The reason is that, according to current New York state law, a person over 23 cannot file a report for sexual abuse endured as a child, a rule otherwise known as “statute of limitations.”

Today, five years after she tried to bring her abuser to justice, the mother of three is advocating for the approval of the Child Victims Act in New York, a bill introduced by state Sen. Brad Hoylman that would eliminate such limits for cases of sexual abuse in civil and criminal courts.

A retrospective law

The bill also contains a provision to allow victims who, like López-Wagner, had been unable to file a report due to the statute of limitations, to initiate legal action against their aggressors within one year.

The current legislative session in Albany ends on June 21, and the pressure is mounting on lawmakers to pass this law. “Every day, month and year that goes by and we fail to pass the Child Victims Act, we are denying justice to survivors who were robbed of their innocence and providing protection for people who sexually abuse minors and for the institutions that shelter them,” Sen. Holyman told El Diario.

State Sen. Marisol Alcántara, one of the sponsors of the bill, said that the measure offers people who have been silenced the chance to find a path to justice.

“It is very important for us as a society to demonstrate that child abuse in any form cannot be tolerated or excused,” said the representative of Upper Manhattan.

According to current laws, the statute of limitations is only ignored in cases of first-degree sexual crimes against minors such as rape. Cases in which someone inappropriately touches a child, even when the abuse continued for a period of time, are subject to these limits.

Gov.

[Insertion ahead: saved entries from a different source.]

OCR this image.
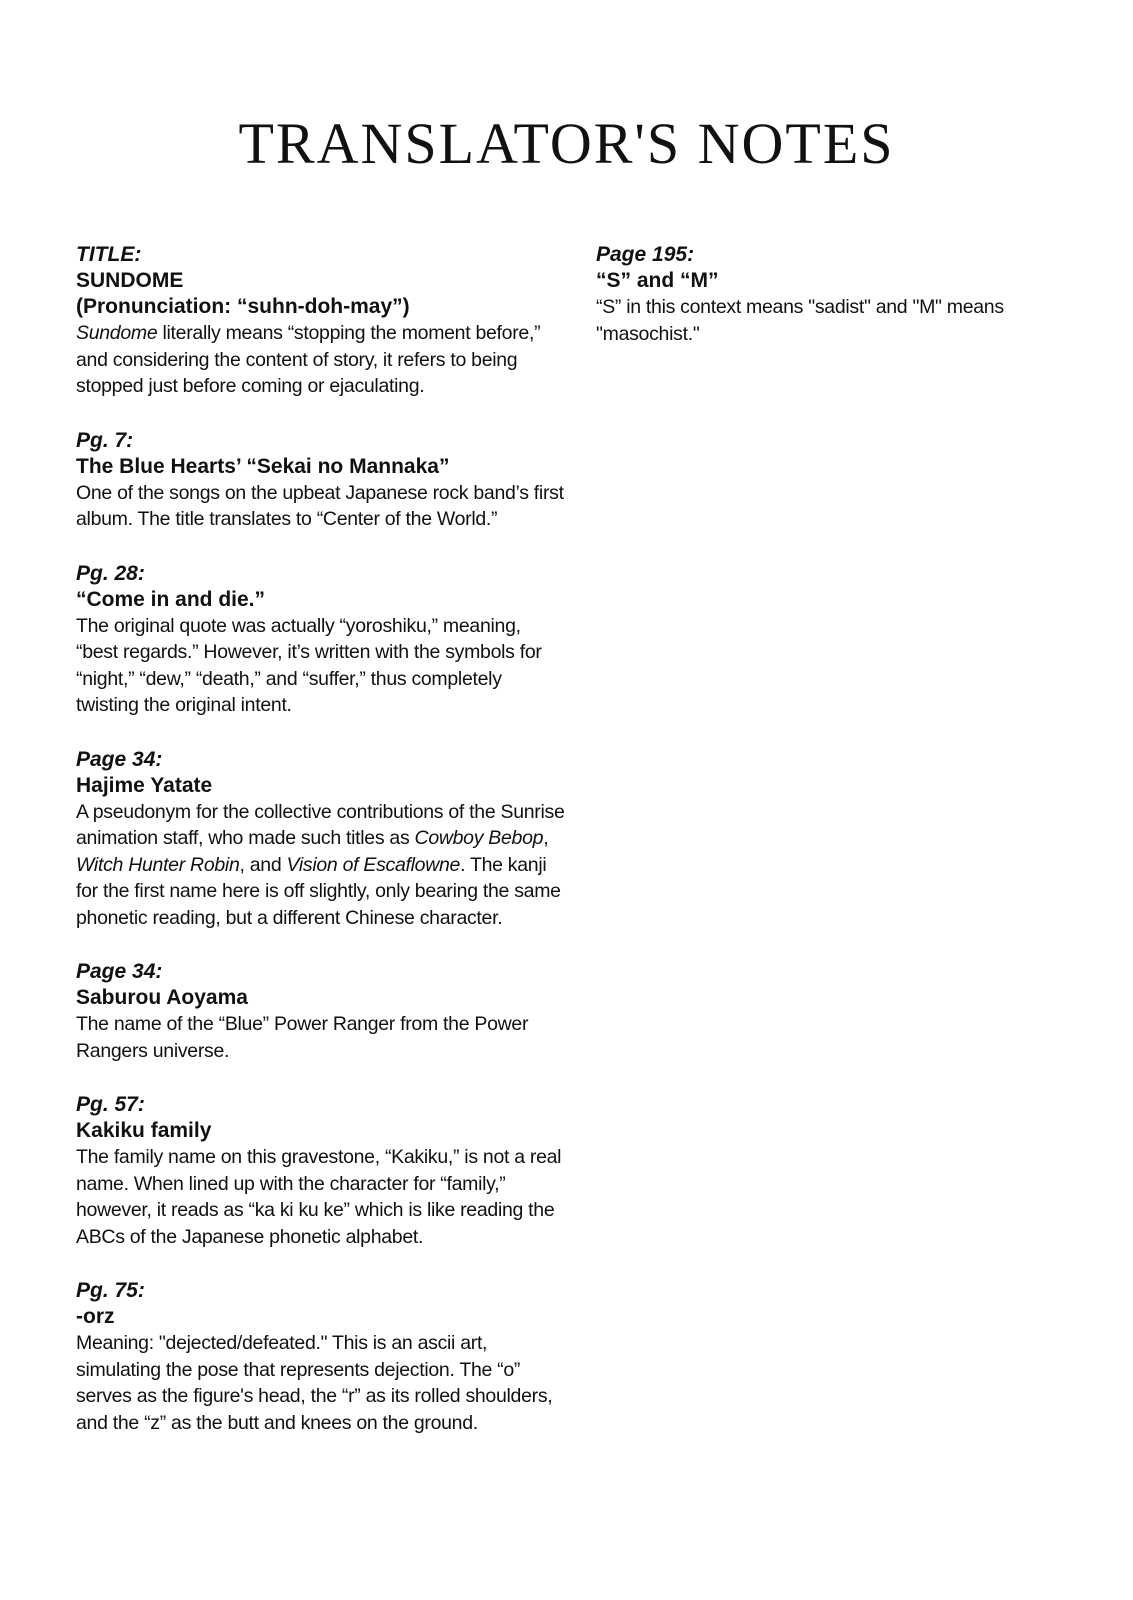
TRANSLATOR'S NOTES

TITLE:

SUNDOME

(Pronunciation: “suhn-doh-may”)

Sundome literally means “stopping the moment before,” and considering the content of story, it refers to being stopped just before coming or ejaculating.

Pg. 7:

The Blue Hearts’ “Sekai no Mannaka”

One of the songs on the upbeat Japanese rock band’s first album. The title translates to “Center of the World.”

Pg. 28:

“Come in and die.”

The original quote was actually “yoroshiku,” meaning, “best regards.” However, it’s written with the symbols for “night,” “dew,” “death,” and “suffer,” thus completely twisting the original intent.

Page 34:

Hajime Yatate

A pseudonym for the collective contributions of the Sunrise animation staff, who made such titles as Cowboy Bebop, Witch Hunter Robin, and Vision of Escaflowne. The kanji for the first name here is off slightly, only bearing the same phonetic reading, but a different Chinese character.

Page 34:

Saburou Aoyama

The name of the “Blue” Power Ranger from the Power Rangers universe.

Pg. 57:

Kakiku family

The family name on this gravestone, “Kakiku,” is not a real name. When lined up with the character for “family,” however, it reads as “ka ki ku ke” which is like reading the ABCs of the Japanese phonetic alphabet.

Pg. 75:

-orz

Meaning: "dejected/defeated." This is an ascii art, simulating the pose that represents dejection. The “o” serves as the figure's head, the “r” as its rolled shoulders, and the “z” as the butt and knees on the ground.

Page 195:

“S” and “M”

“S” in this context means "sadist" and "M" means "masochist."
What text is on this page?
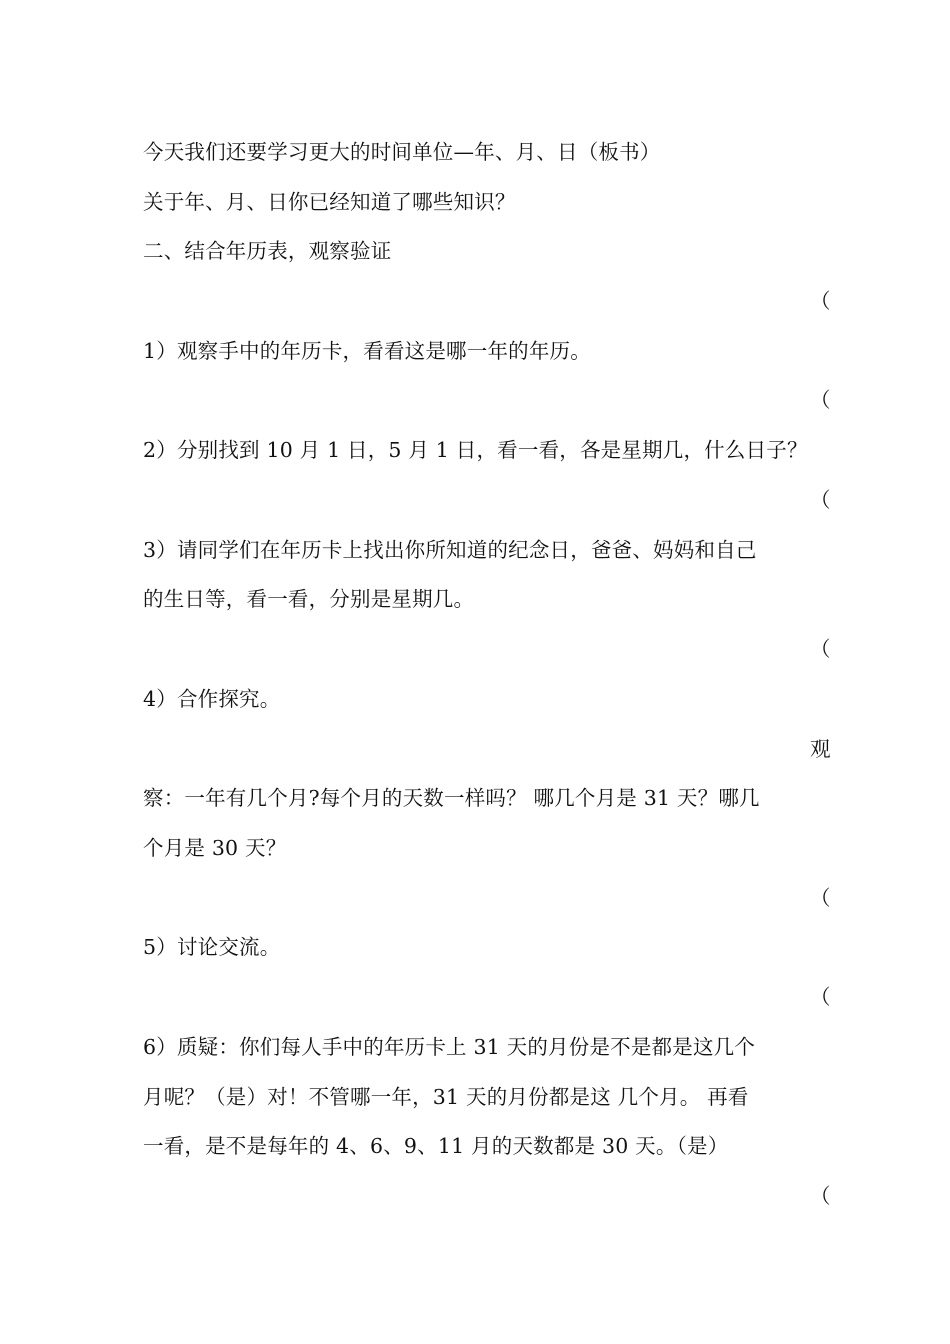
今天我们还要学习更大的时间单位—年、月、日（板书）
关于年、月、日你已经知道了哪些知识？
二、结合年历表，观察验证
（
1）观察手中的年历卡，看看这是哪一年的年历。
（
2）分别找到 10 月 1 日，5 月 1 日，看一看，各是星期几，什么日子？
（
3）请同学们在年历卡上找出你所知道的纪念日，爸爸、妈妈和自己
的生日等，看一看，分别是星期几。
（
4）合作探究。
观
察：一年有几个月?每个月的天数一样吗？ 哪几个月是 31 天？哪几
个月是 30 天？
（
5）讨论交流。
（
6）质疑：你们每人手中的年历卡上 31 天的月份是不是都是这几个
月呢？（是）对！不管哪一年，31 天的月份都是这 几个月。 再看
一看，是不是每年的 4、6、9、11 月的天数都是 30 天。（是）
（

Andrew Cuomo included the new piece of legislation in his priorities agenda for 2017, citing that “the outdated laws of New York do not adequately address the needs of these young victims.” In addition, the leader met with some of the survivors, including López-Wagner.

“Our laws should be based on the evidence demonstrating that most victims do not report their cases until later in life,” said Michael Polenberg, vice president of government affairs with the nonprofit Safe Horizon, where free help to victims of violence is offered in the five boroughs.

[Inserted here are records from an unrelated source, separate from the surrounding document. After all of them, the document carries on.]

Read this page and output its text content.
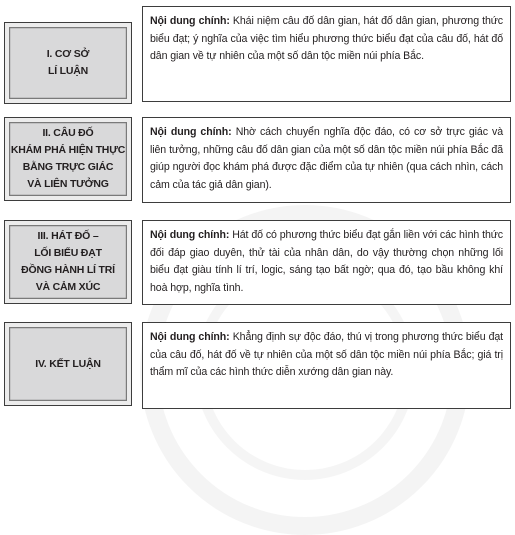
I. CƠ SỞ
LÍ LUẬN

Nội dung chính: Khái niệm câu đố dân gian, hát đố dân gian, phương thức biểu đạt; ý nghĩa của việc tìm hiểu phương thức biểu đạt của câu đố, hát đố dân gian về tự nhiên của một số dân tộc miền núi phía Bắc.

II. CÂU ĐỐ
KHÁM PHÁ HIỆN THỰC
BẰNG TRỰC GIÁC
VÀ LIÊN TƯỞNG

Nội dung chính: Nhờ cách chuyển nghĩa độc đáo, có cơ sở trực giác và liên tưởng, những câu đố dân gian của một số dân tộc miền núi phía Bắc đã giúp người đọc khám phá được đặc điểm của tự nhiên (qua cách nhìn, cách cảm của tác giả dân gian).

III. HÁT ĐỐ –
LỐI BIỂU ĐẠT
ĐỒNG HÀNH LÍ TRÍ
VÀ CẢM XÚC

Nội dung chính: Hát đố có phương thức biểu đạt gắn liền với các hình thức đối đáp giao duyên, thử tài của nhân dân, do vậy thường chọn những lối biểu đạt giàu tính lí trí, logic, sáng tạo bất ngờ; qua đó, tạo bầu không khí hoà hợp, nghĩa tình.

IV. KẾT LUẬN

Nội dung chính: Khẳng định sự độc đáo, thú vị trong phương thức biểu đạt của câu đố, hát đố về tự nhiên của một số dân tộc miền núi phía Bắc; giá trị thẩm mĩ của các hình thức diễn xướng dân gian này.
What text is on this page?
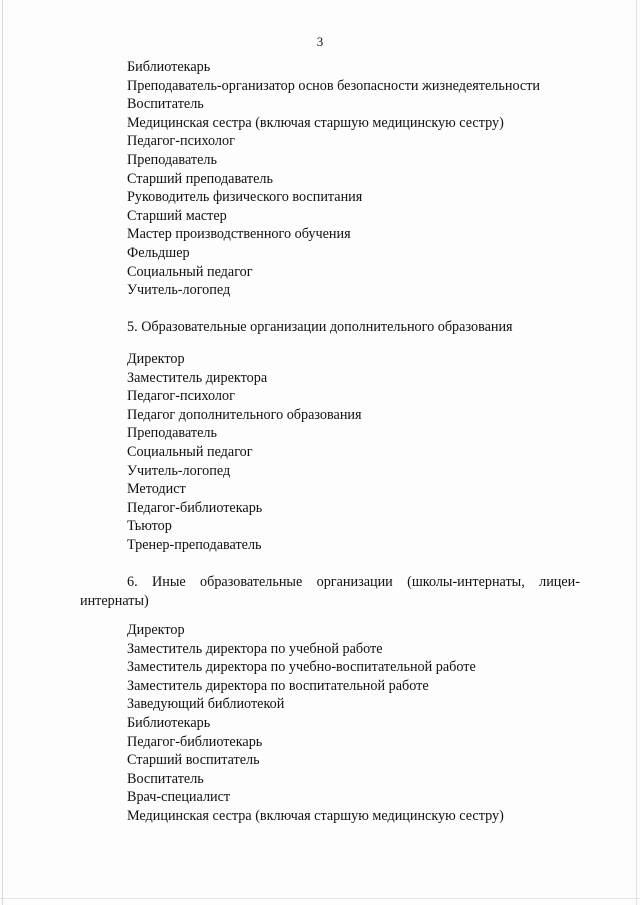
3
Библиотекарь
Преподаватель-организатор основ безопасности жизнедеятельности
Воспитатель
Медицинская сестра (включая старшую медицинскую сестру)
Педагог-психолог
Преподаватель
Старший преподаватель
Руководитель физического воспитания
Старший мастер
Мастер производственного обучения
Фельдшер
Социальный педагог
Учитель-логопед
5. Образовательные организации дополнительного образования
Директор
Заместитель директора
Педагог-психолог
Педагог дополнительного образования
Преподаватель
Социальный педагог
Учитель-логопед
Методист
Педагог-библиотекарь
Тьютор
Тренер-преподаватель
6. Иные образовательные организации (школы-интернаты, лицеи-
интернаты)
Директор
Заместитель директора по учебной работе
Заместитель директора по учебно-воспитательной работе
Заместитель директора по воспитательной работе
Заведующий библиотекой
Библиотекарь
Педагог-библиотекарь
Старший воспитатель
Воспитатель
Врач-специалист
Медицинская сестра (включая старшую медицинскую сестру)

Polenberg explained that, while his organization is able to offer health services and therapy to adults who were abused as children, the laws currently in place create limits when it comes to assigning criminal liability.

For that reason, Safe Horizon also supports the new bill, which “simply gives survivors more ways to achieve justice,” said Polenberg.

Opposition exists

Insurance companies and the Catholic Church are among the groups opposing the passage of the bill, particularly regarding the retrospective one-year period.

“We are very concerned about the possible negative consequences the bill would have over the charitable, community and social services that the Catholic Church is offering in neighborhoods across the state,” said Dennis Poust, communications director with the New York State Catholic Conference.

The Church supports a different bill introduced in the Senate and the State Assembly called the Child Protection Act of 2017, which proposes extending the age limit to present civil cases in court to 28 years of age but eliminates all statutes of limitations to present a criminal case. It also adds the clergy to a list of groups who would be required to report instances of abuse, and mandates that all employees and volunteers working with children in public environments and at nonprofits obtain a background check.

Seven states – California, Connecticut, Delaware, Georgia, Hawaii, Minnesota and Utah – have already passed laws similar to the Child Victims Act: “We have yet to see institutions go bankrupt or places of worship and universities close, but we have seen people having their day in court,” said Polenberg, adding that it is hard to win this type of case.

An estimated 1 in 6 boys and 1 in 4 girls are sexually abused before they turn 18, according to the Centers for Disease Control and Prevention. In López-Wagner’s opinion, the highest number is found among Hispanic girls because they are seen as sexually attractive from younger ages.

March for pressure

The second Child Sexual Abuse Survivors Walk over Brooklyn Bridge, organized by Ana López-Wagner, [took] place on June 4.